As he had a thousand times before, he went through his routine of meticulously putting the rifle together and checking all the calibrations. Satisfied, he set the gun’s bipod on top of the concrete wall and allowed the long rifle barrel to peek out over the ledge. Demir removed his fake glasses and placed his sharp eye to the custom-built scope. He adjusted the rifle through several skyscrapers and found his target. The front of the Four Seasons Hotel was 812 meters away. Through the powerful scope, it seemed more like five feet. He’d hit targets from four times the distance. He could see the wrinkles on the forehead of a black-haired bellman standing just outside the glass doors. It was a cool October evening. Thankfully, there was very little wind tonight. Three miles per hour out of the northeast. It was consistent and not swirling. Near-ideal conditions. The wind was critical for success and was part of his $40 million contract. If there was too much wind, he could walk away and keep $1 million just for showing up. But he refused to leave the other $39 million on the table.

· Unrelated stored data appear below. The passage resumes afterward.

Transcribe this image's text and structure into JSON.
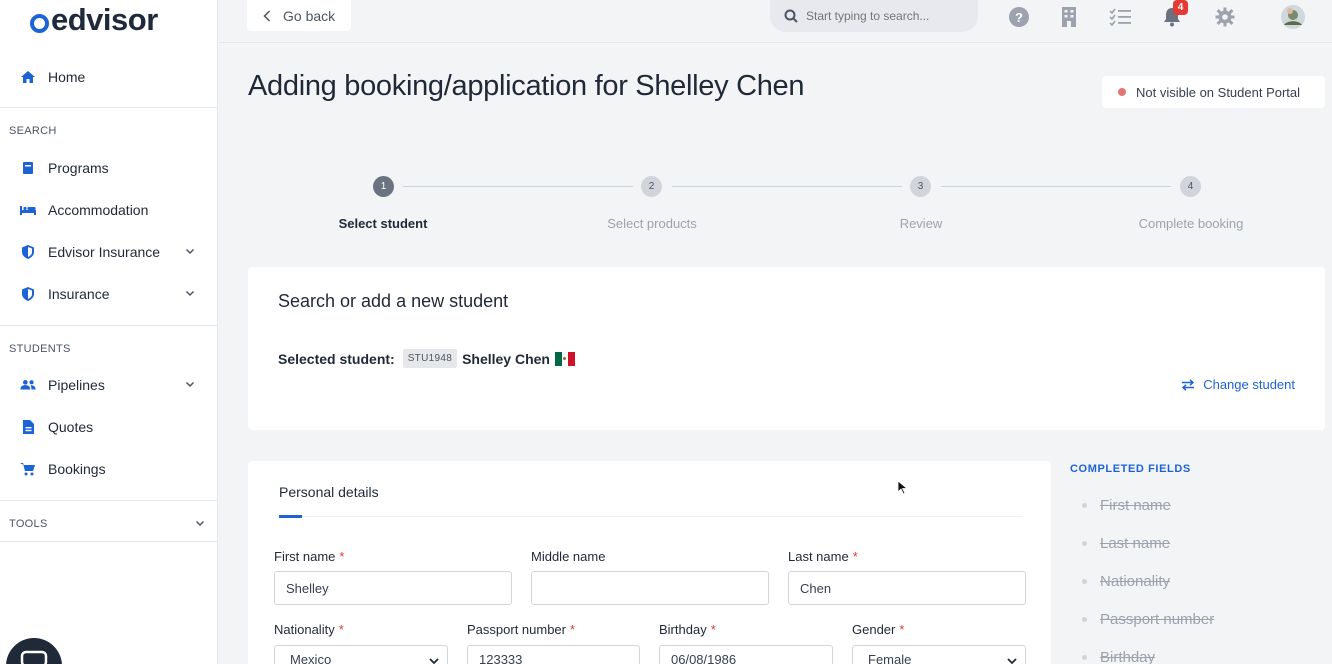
{
  "app": {
    "logo_text": "edvisor",
    "brand_color": "#1e63d6"
  },
  "sidebar": {
    "home": "Home",
    "sections": {
      "search": "SEARCH",
      "students": "STUDENTS",
      "tools": "TOOLS"
    },
    "items": [
      {
        "label": "Programs",
        "icon": "book-icon"
      },
      {
        "label": "Accommodation",
        "icon": "bed-icon"
      },
      {
        "label": "Edvisor Insurance",
        "icon": "shield-icon"
      },
      {
        "label": "Insurance",
        "icon": "shield-icon"
      },
      {
        "label": "Pipelines",
        "icon": "users-icon"
      },
      {
        "label": "Quotes",
        "icon": "document-icon"
      },
      {
        "label": "Bookings",
        "icon": "cart-icon"
      }
    ]
  },
  "topbar": {
    "go_back": "Go back",
    "search_placeholder": "Start typing to search...",
    "notifications_count": "4"
  },
  "page": {
    "title": "Adding booking/application for Shelley Chen",
    "visibility": "Not visible on Student Portal"
  },
  "stepper": {
    "steps": [
      {
        "num": "1",
        "label": "Select student",
        "active": true
      },
      {
        "num": "2",
        "label": "Select products",
        "active": false
      },
      {
        "num": "3",
        "label": "Review",
        "active": false
      },
      {
        "num": "4",
        "label": "Complete booking",
        "active": false
      }
    ]
  },
  "student_card": {
    "heading": "Search or add a new student",
    "selected_label": "Selected student:",
    "student_id": "STU1948",
    "student_name": "Shelley Chen",
    "change_label": "Change student"
  },
  "personal": {
    "heading": "Personal details",
    "fields": {
      "first_name": {
        "label": "First name",
        "value": "Shelley",
        "required": true
      },
      "middle_name": {
        "label": "Middle name",
        "value": "",
        "required": false
      },
      "last_name": {
        "label": "Last name",
        "value": "Chen",
        "required": true
      },
      "nationality": {
        "label": "Nationality",
        "value": "Mexico",
        "required": true
      },
      "passport": {
        "label": "Passport number",
        "value": "123333",
        "required": true
      },
      "birthday": {
        "label": "Birthday",
        "value": "06/08/1986",
        "required": true
      },
      "gender": {
        "label": "Gender",
        "value": "Female",
        "required": true
      }
    },
    "required_mark": "*"
  },
  "completed": {
    "title": "COMPLETED FIELDS",
    "items": [
      "First name",
      "Last name",
      "Nationality",
      "Passport number",
      "Birthday"
    ]
  }
}
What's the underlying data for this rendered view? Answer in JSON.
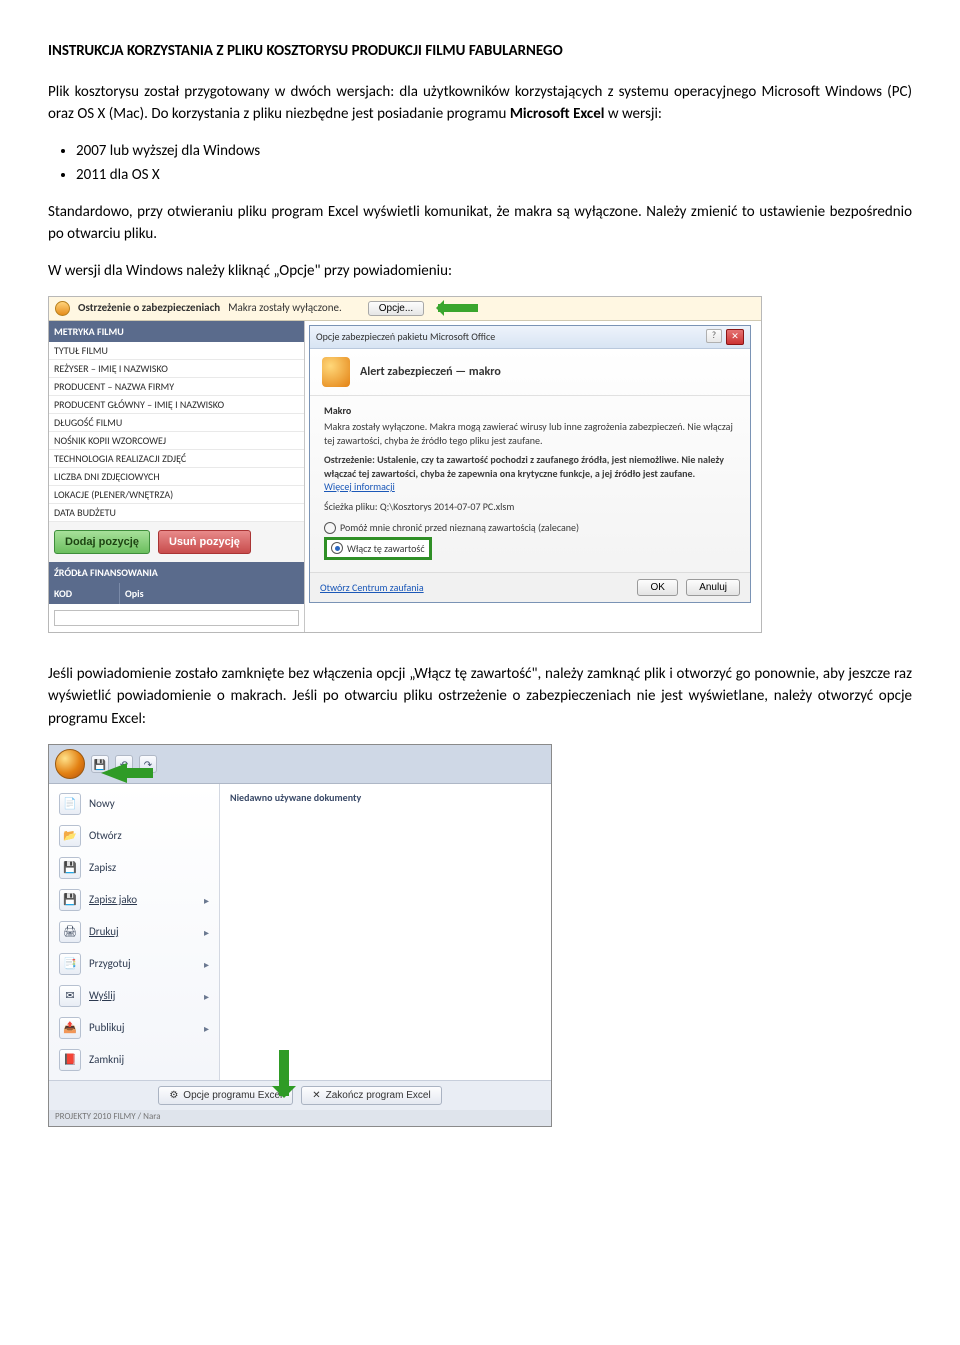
{
  "title": "INSTRUKCJA KORZYSTANIA Z PLIKU KOSZTORYSU PRODUKCJI FILMU FABULARNEGO",
  "intro_p1": "Plik kosztorysu został przygotowany w dwóch wersjach: dla użytkowników korzystających z systemu operacyjnego Microsoft Windows (PC) oraz OS X (Mac). Do korzystania z pliku niezbędne jest posiadanie programu Microsoft Excel w wersji:",
  "bullets": [
    "2007 lub wyższej dla Windows",
    "2011 dla OS X"
  ],
  "intro_p2": "Standardowo, przy otwieraniu pliku program Excel wyświetli komunikat, że makra są wyłączone. Należy zmienić to ustawienie bezpośrednio po otwarciu pliku.",
  "intro_p3": "W wersji dla Windows należy kliknąć „Opcje\" przy powiadomieniu:",
  "shot1": {
    "warn_label": "Ostrzeżenie o zabezpieczeniach",
    "warn_text": "Makra zostały wyłączone.",
    "opcje": "Opcje...",
    "section_metryka": "METRYKA FILMU",
    "labels": [
      "TYTUŁ FILMU",
      "REŻYSER – IMIĘ I NAZWISKO",
      "PRODUCENT – NAZWA FIRMY",
      "PRODUCENT GŁÓWNY – IMIĘ I NAZWISKO",
      "DŁUGOŚĆ FILMU",
      "NOŚNIK KOPII WZORCOWEJ",
      "TECHNOLOGIA REALIZACJI ZDJĘĆ",
      "LICZBA DNI ZDJĘCIOWYCH",
      "LOKACJE (PLENER/WNĘTRZA)",
      "DATA BUDŻETU"
    ],
    "btn_add": "Dodaj pozycję",
    "btn_del": "Usuń pozycję",
    "section_zrodla": "ŹRÓDŁA FINANSOWANIA",
    "col_kod": "KOD",
    "col_opis": "Opis",
    "dlg_title": "Opcje zabezpieczeń pakietu Microsoft Office",
    "dlg_h": "Alert zabezpieczeń — makro",
    "makro": "Makro",
    "m1": "Makra zostały wyłączone. Makra mogą zawierać wirusy lub inne zagrożenia zabezpieczeń. Nie włączaj tej zawartości, chyba że źródło tego pliku jest zaufane.",
    "m2a": "Ostrzeżenie: Ustalenie, czy ta zawartość pochodzi z zaufanego źródła, jest niemożliwe. Nie należy włączać tej zawartości, chyba że zapewnia ona krytyczne funkcje, a jej źródło jest zaufane.",
    "more": "Więcej informacji",
    "path_l": "Ścieżka pliku:",
    "path_v": "Q:\\Kosztorys 2014-07-07 PC.xlsm",
    "opt1": "Pomóż mnie chronić przed nieznaną zawartością (zalecane)",
    "opt2": "Włącz tę zawartość",
    "trust": "Otwórz Centrum zaufania",
    "ok": "OK",
    "cancel": "Anuluj"
  },
  "mid_p": "Jeśli powiadomienie zostało zamknięte bez włączenia opcji „Włącz tę zawartość\", należy zamknąć plik i otworzyć go ponownie, aby jeszcze raz wyświetlić powiadomienie o makrach. Jeśli po otwarciu pliku ostrzeżenie o zabezpieczeniach nie jest wyświetlane, należy otworzyć opcje programu Excel:",
  "shot2": {
    "recent": "Niedawno używane dokumenty",
    "items": [
      {
        "icon": "📄",
        "label": "Nowy"
      },
      {
        "icon": "📂",
        "label": "Otwórz"
      },
      {
        "icon": "💾",
        "label": "Zapisz"
      },
      {
        "icon": "💾",
        "label": "Zapisz jako",
        "sub": true
      },
      {
        "icon": "🖨",
        "label": "Drukuj",
        "sub": true
      },
      {
        "icon": "📑",
        "label": "Przygotuj",
        "sub": true
      },
      {
        "icon": "✉",
        "label": "Wyślij",
        "sub": true
      },
      {
        "icon": "📤",
        "label": "Publikuj",
        "sub": true
      },
      {
        "icon": "📕",
        "label": "Zamknij"
      }
    ],
    "foot1": "Opcje programu Excel",
    "foot2": "Zakończ program Excel",
    "cut": "PROJEKTY 2010 FILMY / Nara"
  }
}
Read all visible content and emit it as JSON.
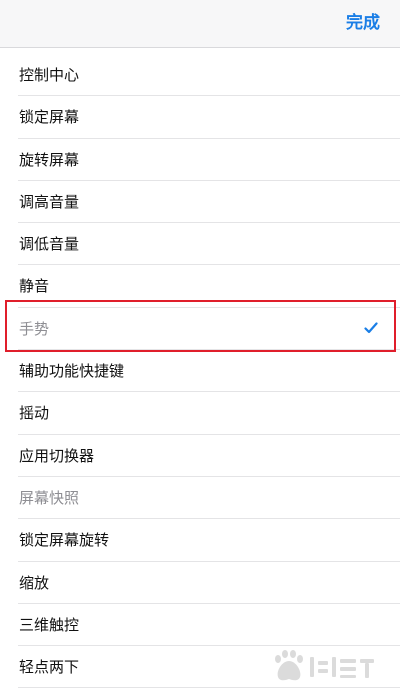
{
  "header": {
    "done_label": "完成"
  },
  "list": {
    "items": [
      {
        "label": "控制中心",
        "enabled": true,
        "checked": false
      },
      {
        "label": "锁定屏幕",
        "enabled": true,
        "checked": false
      },
      {
        "label": "旋转屏幕",
        "enabled": true,
        "checked": false
      },
      {
        "label": "调高音量",
        "enabled": true,
        "checked": false
      },
      {
        "label": "调低音量",
        "enabled": true,
        "checked": false
      },
      {
        "label": "静音",
        "enabled": true,
        "checked": false
      },
      {
        "label": "手势",
        "enabled": false,
        "checked": true
      },
      {
        "label": "辅助功能快捷键",
        "enabled": true,
        "checked": false
      },
      {
        "label": "摇动",
        "enabled": true,
        "checked": false
      },
      {
        "label": "应用切换器",
        "enabled": true,
        "checked": false
      },
      {
        "label": "屏幕快照",
        "enabled": false,
        "checked": false
      },
      {
        "label": "锁定屏幕旋转",
        "enabled": true,
        "checked": false
      },
      {
        "label": "缩放",
        "enabled": true,
        "checked": false
      },
      {
        "label": "三维触控",
        "enabled": true,
        "checked": false
      },
      {
        "label": "轻点两下",
        "enabled": true,
        "checked": false
      }
    ]
  },
  "colors": {
    "accent": "#1a7ee6",
    "highlight": "#e01e2b",
    "disabled_text": "#8e8e93"
  },
  "icons": {
    "checkmark": "checkmark-icon",
    "watermark": "baidu-jingyan-watermark-logo"
  }
}
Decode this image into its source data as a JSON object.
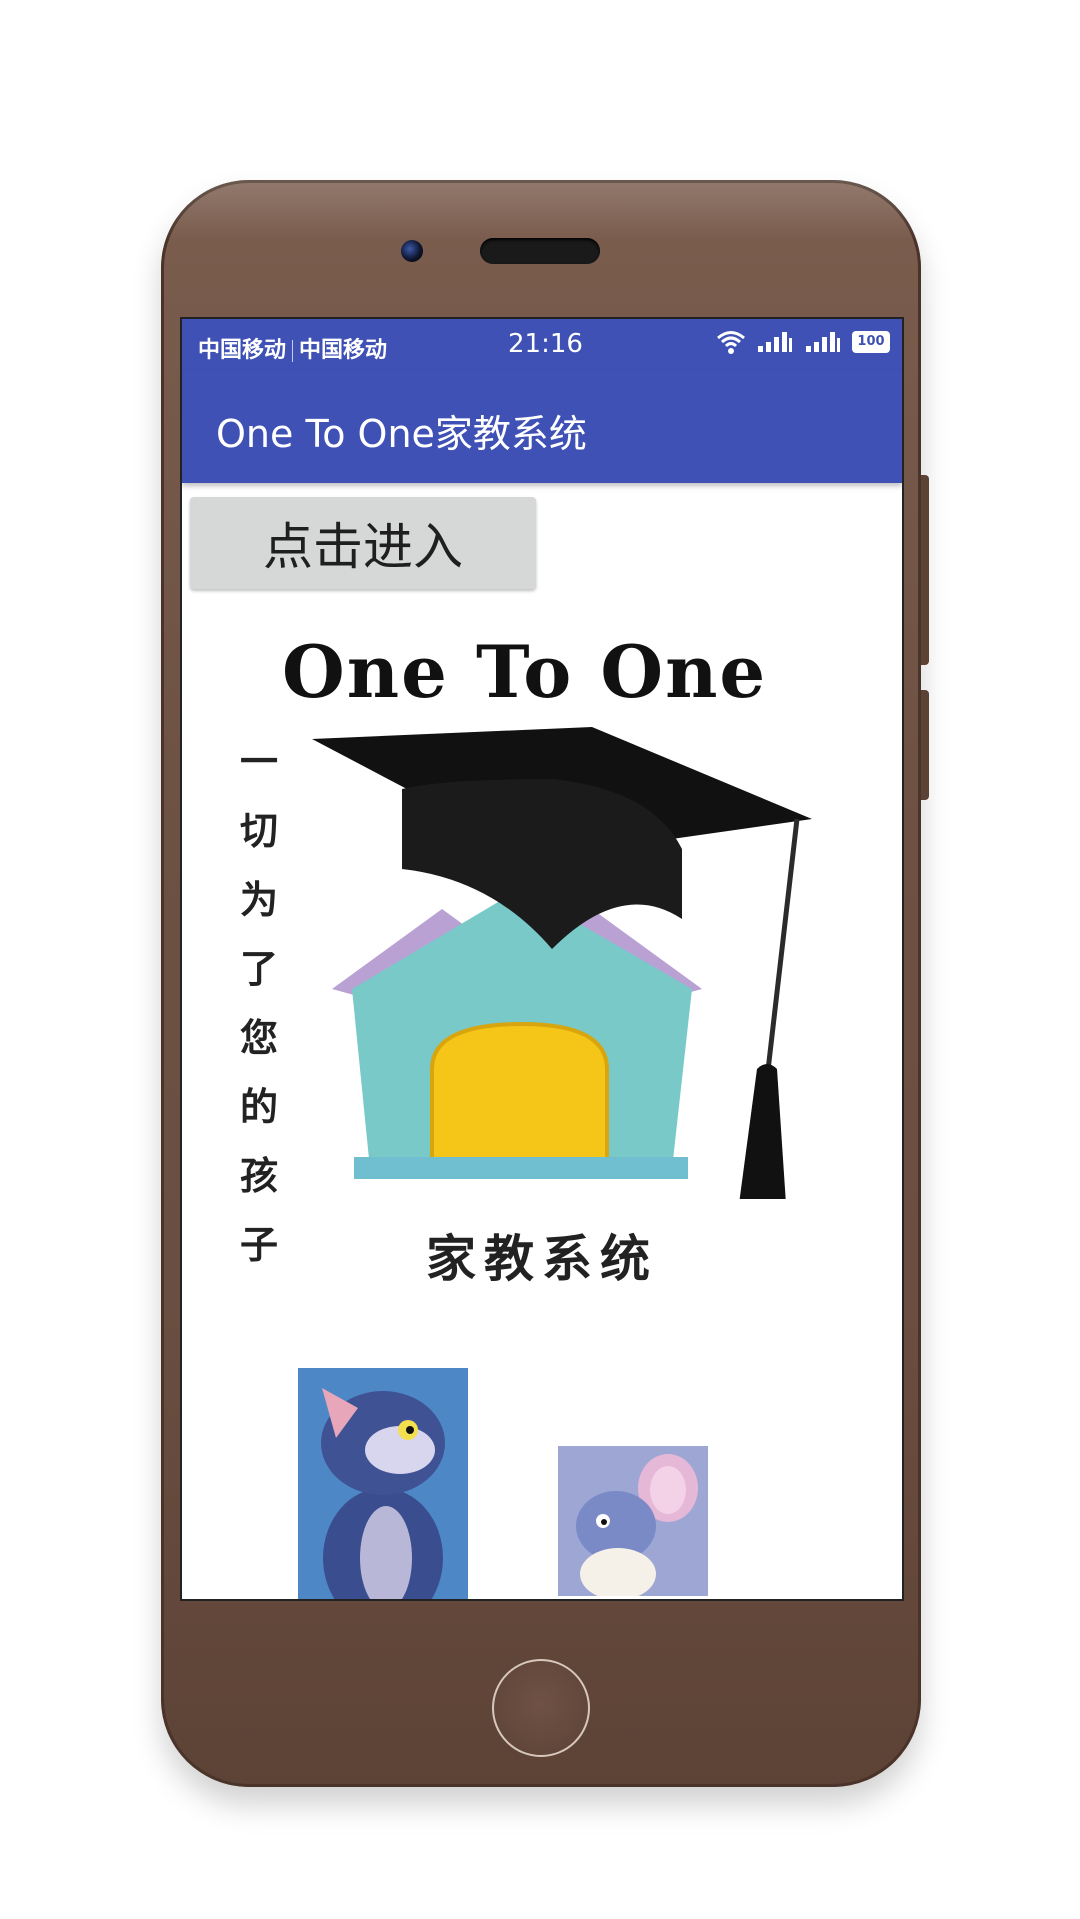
{
  "status_bar": {
    "carrier_1": "中国移动",
    "carrier_2": "中国移动",
    "time": "21:16",
    "battery": "100",
    "icons": [
      "wifi-icon",
      "signal-icon",
      "signal-icon",
      "battery-icon"
    ]
  },
  "app_bar": {
    "title": "One To One家教系统",
    "color": "#3f51b5"
  },
  "main": {
    "enter_button_label": "点击进入",
    "logo": {
      "title": "One To One",
      "slogan": [
        "一",
        "切",
        "为",
        "了",
        "您",
        "的",
        "孩",
        "子"
      ],
      "subtitle": "家教系统",
      "image_icons": [
        "graduation-cap-icon",
        "house-icon"
      ]
    },
    "cartoons": [
      "cat-cartoon-image",
      "mouse-cartoon-image"
    ]
  },
  "device": {
    "color": "#6d5143"
  }
}
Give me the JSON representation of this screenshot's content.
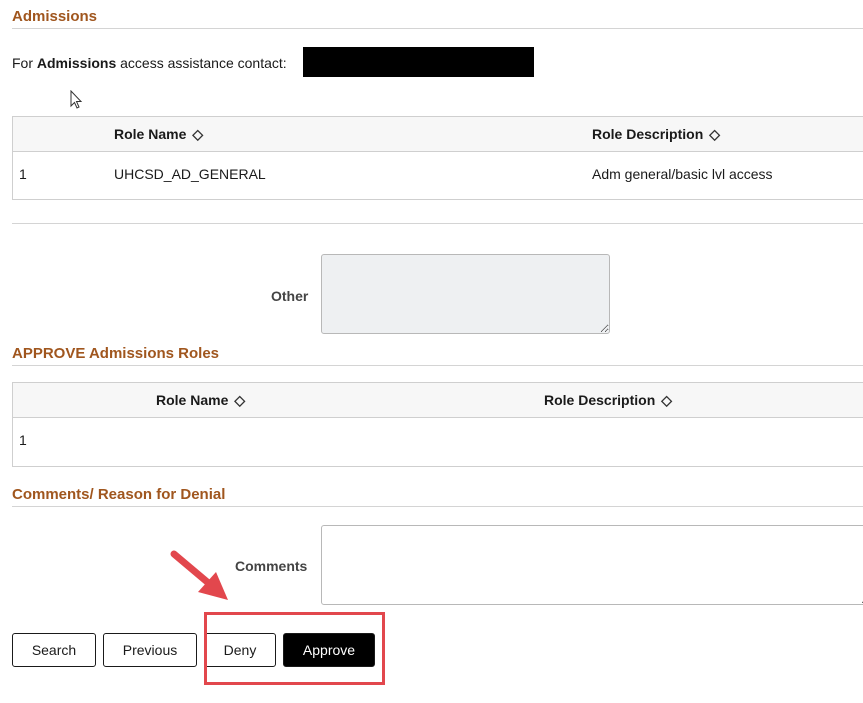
{
  "admissions": {
    "title": "Admissions",
    "contact_prefix": "For",
    "contact_bold": "Admissions",
    "contact_suffix": "access assistance contact:"
  },
  "roles_grid": {
    "col_role_name": "Role Name",
    "col_role_description": "Role Description",
    "sort_icon": "◇",
    "rows": [
      {
        "num": "1",
        "role_name": "UHCSD_AD_GENERAL",
        "role_description": "Adm general/basic lvl access"
      }
    ]
  },
  "other": {
    "label": "Other",
    "value": ""
  },
  "approve_section": {
    "title": "APPROVE Admissions Roles",
    "col_role_name": "Role Name",
    "col_role_description": "Role Description",
    "rows": [
      {
        "num": "1"
      }
    ]
  },
  "comments_section": {
    "title": "Comments/ Reason for Denial",
    "label": "Comments",
    "value": ""
  },
  "buttons": {
    "search": "Search",
    "previous": "Previous",
    "deny": "Deny",
    "approve": "Approve"
  },
  "annotation": {
    "arrow_color": "#e2474d",
    "box_color": "#e2474d"
  },
  "colors": {
    "section_title": "#a0561e",
    "other_bg": "#eef0f2"
  }
}
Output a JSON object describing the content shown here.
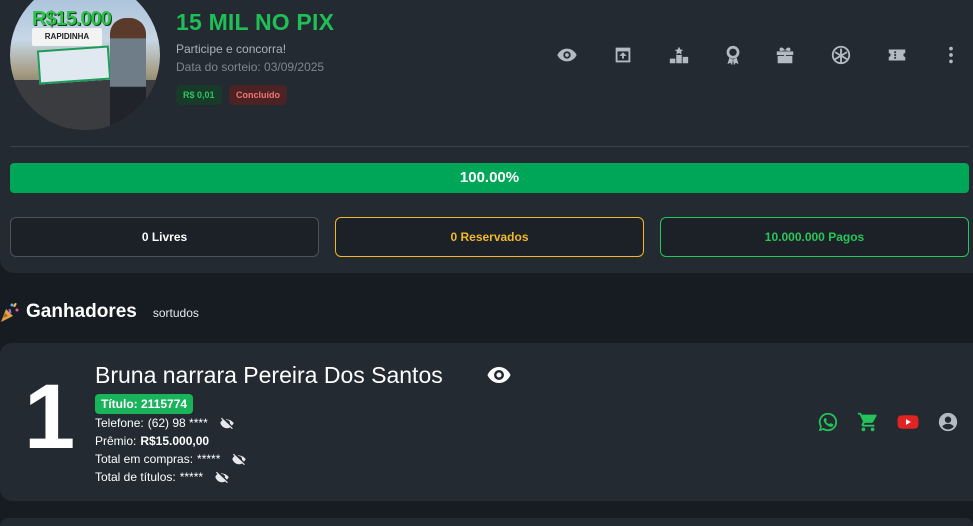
{
  "raffle": {
    "image_text": {
      "headline": "R$15.000",
      "ribbon": "RAPIDINHA"
    },
    "title": "15 MIL NO PIX",
    "subtitle": "Participe e concorra!",
    "draw_date": "Data do sorteio: 03/09/2025",
    "price_badge": "R$ 0,01",
    "status_badge": "Concluído"
  },
  "toolbar": {
    "icons": [
      "eye-icon",
      "share-icon",
      "podium-icon",
      "award-icon",
      "gift-icon",
      "wheel-icon",
      "ticket-icon",
      "more-icon"
    ]
  },
  "progress": {
    "value": 1.0,
    "label": "100.00%"
  },
  "stats": {
    "free": "0 Livres",
    "reserved": "0 Reservados",
    "paid": "10.000.000 Pagos"
  },
  "winners": {
    "title": "Ganhadores",
    "subtitle": "sortudos",
    "items": [
      {
        "rank": "1",
        "name": "Bruna narrara Pereira Dos Santos",
        "ticket": "Título: 2115774",
        "phone_label": "Telefone:",
        "phone_value": "(62) 98 ****",
        "prize_label": "Prêmio:",
        "prize_value": "R$15.000,00",
        "total_purchases_label": "Total em compras:",
        "total_purchases_value": "*****",
        "total_tickets_label": "Total de títulos:",
        "total_tickets_value": "*****"
      }
    ]
  },
  "colors": {
    "accent_green": "#1fbf56",
    "progress_green": "#00a657",
    "reserved_yellow": "#f1b828",
    "status_red": "#f07474",
    "whatsapp": "#25c15a",
    "youtube": "#e02424",
    "card_bg": "#232a32",
    "page_bg": "#171c22"
  }
}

Demir felt the tiny disposable cell phone vibrate in his pocket. It was a phone left for him inside the glove box of the UPS truck, only for this mission. Like everything else, it would be destroyed shortly.
He reached down, pulled it out, read the text message.
Two minutes. All is set.
He repositioned himself, eye to scope, and took a few deep breaths. He began focusing on members of the intense security detail surrounding the luxury hotel. Over two dozen men in dark suits, out on sidewalks, steps, parking lots—undoubtedly a mix of FBI and Secret Service. Demir quickly counted at least another eight men with rifles paired with spotters with binoculars on top of surrounding buildings. Secret Service sniper teams. He was certain he was outside their protective bubble.
A string of black Suburbans suddenly turned off the street and entered the hotel’s circular drive. Four of them in a row. His info told him vehicle number three held his target. The Suburbans began parking directly in front of the hotel. Men in dark suits jumped out on all sides, even more men scrambling into protective positions. A group of them huddled around the doors of the third vehicle, a wall of human bodies, men willing to lay down their lives for their country. Demir would only have a split second to engage. There was zero room for error.
He reached up and pressed a button on a tiny black box the size of a small battery that was connected to the powerful scope. The entire incident would be recorded. Thanks to technology, the world would soon get to watch his achievement in high-definition detail. This was also part of his contract.
Two men exited the vehicle first.
His finger flinched ever so slightly on the trigger upon spotting the second man. But he stopped. Not yet. Not him.
Then a third man appeared. Stood straight. Glanced to his left. It was him.